# Router safety



## BigAxe (Oct 28, 2013)

I use a router frequently. The router is handheld, I don't have a router table.
Does anyone use an apron made out of Kevlar or some such material to protect themselves from the router bit.
If so where can I buy one

John


----------



## TheWoodenOyster (Feb 6, 2013)

You can buy bulletproof vests at gun shows. Literally. That might not be a bad choice


----------



## timbertailor (Jul 2, 2014)

Any clothing\protection you acquired would only provide a false sense of security.

Router safety is all about taking your time, being aware of what the bit is doing, what it will do, depending on route direction, how the wood is going to respond, and a whole host of factors that just take a little planing and forethought before you throw that switch.


----------



## TheFridge (May 1, 2014)

I wouldn't want to wear a fabric strong enough to catch and twist in a router bit.


----------



## lab7654 (Mar 31, 2012)

Just follow the basic safety procedures and you'll be fine. Kevlar is designed to dissipate impact, I don't think it would hold up much better to a cutting edge than any fabric.


----------



## runswithscissors (Nov 8, 2012)

Actually, kevlar is very resistant to edged tools. Try cutting some with sharp shears. Not so easy.
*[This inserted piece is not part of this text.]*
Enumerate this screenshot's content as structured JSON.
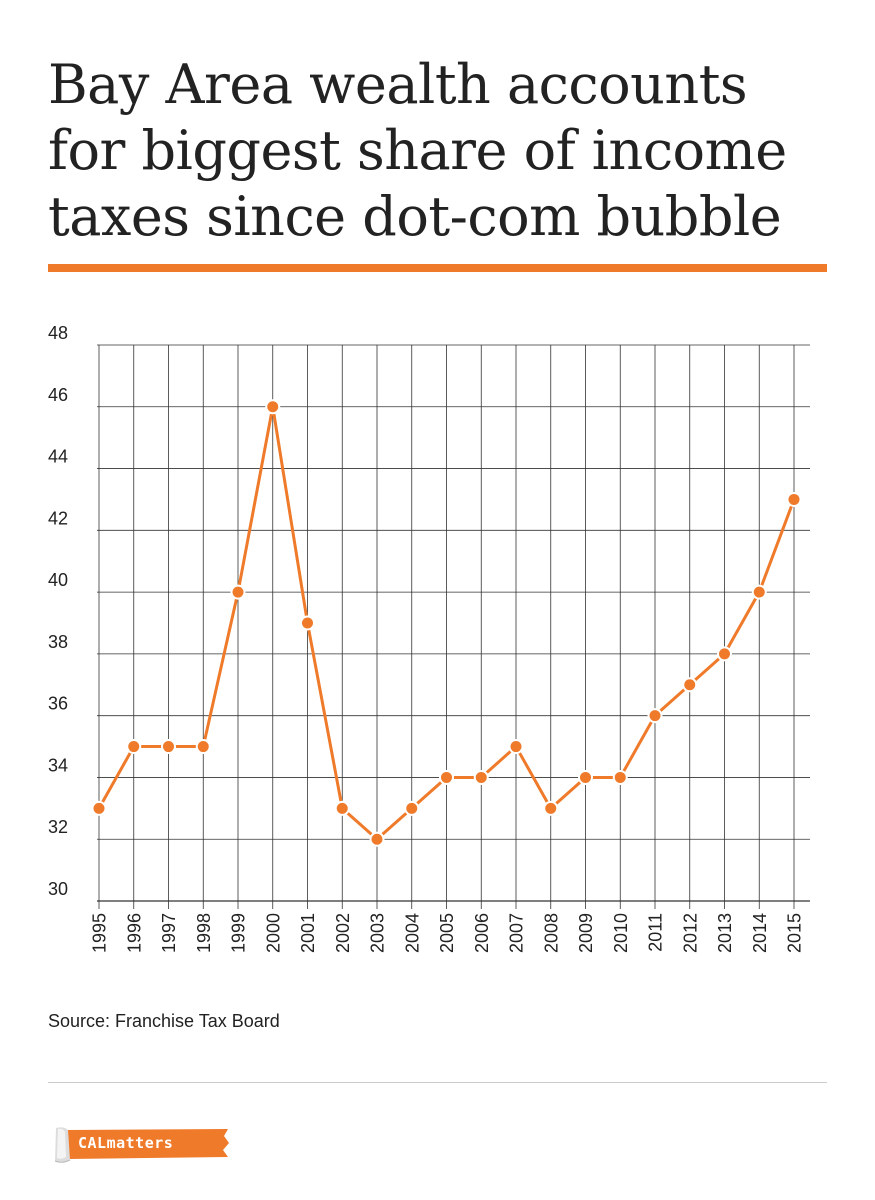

But I like the idea of a leather apron better than kevlar or any fabric.


----------



## TheWoodenOyster (Feb 6, 2013)

You could go with the steel plate method. That'll stop a router bit


----------



## bigblockyeti (Sep 9, 2013)

If you're actually worried about the bit cutting through or winding up and twisting whatever you've wearing, leather would be a better option. Any fabric you might be wearing could get (very quickly) wound up in a router bit. Leather being thicker option wouldn't be able to "wind" much around a bit before stalling the router or breaking the shank of the bit.


----------



## JulianLech (Jan 13, 2011)

Why not just make a simple router table. Many options to choose from on this website and the internet.


----------



## sawdust703 (Jul 6, 2014)

I use a router regularly, as well, & have for several years. As many here have. In a table, and hand use, & am YET to have a bit come loose, or "fly" out of the router. I don't wear an apron, or anything over my shirt when I use my routers. At times, I am fairly close to the router & bit for vision reasons. If all the right precautions are taken, the right bits are used with the right collets, & the right bits used for the job at hand, I don't see what you're worried about. Yes, I suppose there is always a possibility the bit could come loose, but, you don't need to tighten the collet nut to the point of strippin' the threads. As long as it is tight, it WILL stay put! Shop safety is important, but somewhat overdone on some things, IMO. Every tool you use has it's "dangers" shall we say, but, if you learn to use it, & pay attention to whats going on around you, you won't have any problems. One thing I will mention, that has to do with shop safety, some wear ear protection, some don't. I, for one, don't. I listen to the machine I'm using. You can usually tell by the sounds of the tool when something is wrong. Just learn to use it safely, Don't get in hurry with it, & learn to listen to it. You'll get along fine. Work safe, enjoy your project.


----------



## Lsmart (Jan 1, 2012)

I have kevlar pants for chainsawing, maybe there is a bib.


----------